Nel solo mese di agosto 2020 sono stati segnalati, fra gli altri, il caso del monumento a Pellegrino Rossi, a Carrara, la chiesetta rupestre di Santo Stefano vicino Alessano, a Macurano, la statua in omaggio di Andrea Camilleri, ad Agrigento, le sette sculture della Biennale internazionale di arte sacra contemporanea, a Porto Rotondo. Per questo motivo decisi di depositare proprio un'interrogazione per segnalare l'urgenza di portare a termine questo provvedimento ed invitai, ancora una volta, a valutare l'opportunità di adottare tutte le iniziative che potessero in qualche modo contribuire ad accrescere questi atteggiamenti di responsabilizzazione verso il nostro patrimonio e aiutassero ad acquisire maggiore coscienza del suo valore per l'intera società, anche attraverso un coinvolgimento rieducativo nelle operazioni di recupero e restauro delle opere danneggiate.

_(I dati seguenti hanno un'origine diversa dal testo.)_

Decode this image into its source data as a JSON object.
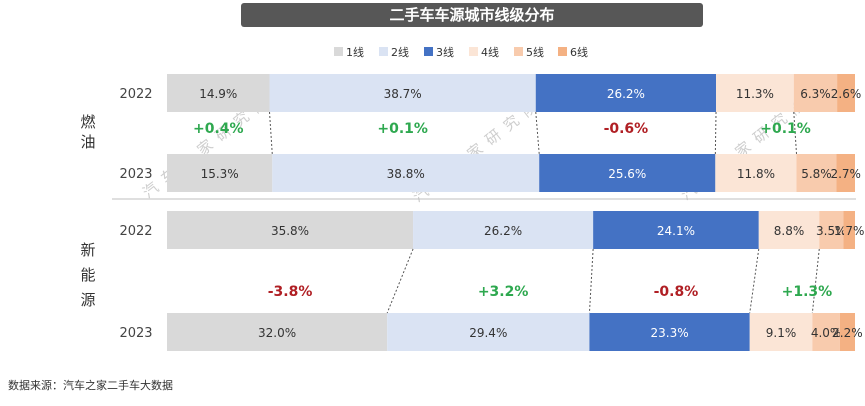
{
  "title": "二手车车源城市线级分布",
  "source": "数据来源：汽车之家二手车大数据",
  "watermark": "汽车之家研究院",
  "colors": {
    "1线": "#d9d9d9",
    "2线": "#dae3f3",
    "3线": "#4472c4",
    "4线": "#fbe5d6",
    "5线": "#f8cbad",
    "6线": "#f4b183",
    "positive": "#2ea84f",
    "negative": "#b01f24"
  },
  "chart_data": {
    "type": "bar",
    "orientation": "horizontal-stacked-100",
    "categories_legend": [
      "1线",
      "2线",
      "3线",
      "4线",
      "5线",
      "6线"
    ],
    "groups": [
      {
        "name": "燃油",
        "rows": [
          {
            "year": "2022",
            "values": [
              14.9,
              38.7,
              26.2,
              11.3,
              6.3,
              2.6
            ],
            "labels": [
              "14.9%",
              "38.7%",
              "26.2%",
              "11.3%",
              "6.3%",
              "2.6%"
            ]
          },
          {
            "year": "2023",
            "values": [
              15.3,
              38.8,
              25.6,
              11.8,
              5.8,
              2.7
            ],
            "labels": [
              "15.3%",
              "38.8%",
              "25.6%",
              "11.8%",
              "5.8%",
              "2.7%"
            ]
          }
        ],
        "changes": [
          "+0.4%",
          "+0.1%",
          "-0.6%",
          "+0.1%"
        ]
      },
      {
        "name": "新能源",
        "rows": [
          {
            "year": "2022",
            "values": [
              35.8,
              26.2,
              24.1,
              8.8,
              3.5,
              1.7
            ],
            "labels": [
              "35.8%",
              "26.2%",
              "24.1%",
              "8.8%",
              "3.5%",
              "1.7%"
            ]
          },
          {
            "year": "2023",
            "values": [
              32.0,
              29.4,
              23.3,
              9.1,
              4.0,
              2.2
            ],
            "labels": [
              "32.0%",
              "29.4%",
              "23.3%",
              "9.1%",
              "4.0%",
              "2.2%"
            ]
          }
        ],
        "changes": [
          "-3.8%",
          "+3.2%",
          "-0.8%",
          "+1.3%"
        ]
      }
    ]
  }
}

Dico che si deve seriamente prendere in considerazione il tema della partecipazione rieducativa agli eventi culturali e, di questo, lo stesso Ministero ha piena contezza perché, rispondendo ad una mia interrogazione lo scorso anno, si è detto ben consapevole degli interventi da effettuare per la tutela del patrimonio culturale italiano, sottolineando - e cito testualmente - che “La previsione di una modifica sanzionatoria più severa rispetto all'attuale e l'introduzione di nuovi reati, pur avendo nel complesso un effetto deterrente, non costituiscono l'unica soluzione”.

Quindi, è chiaro che il tema della tutela e della valorizzazione del patrimonio sia indissolubilmente legato a quello dell'educazione all'arte e al rispetto consapevole del patrimonio, perché solo acquisendo piena consapevolezza del valore comune di questo patrimonio si potrà scongiurare il ripetersi di gravi atti di deturpazione ai danni dello stesso.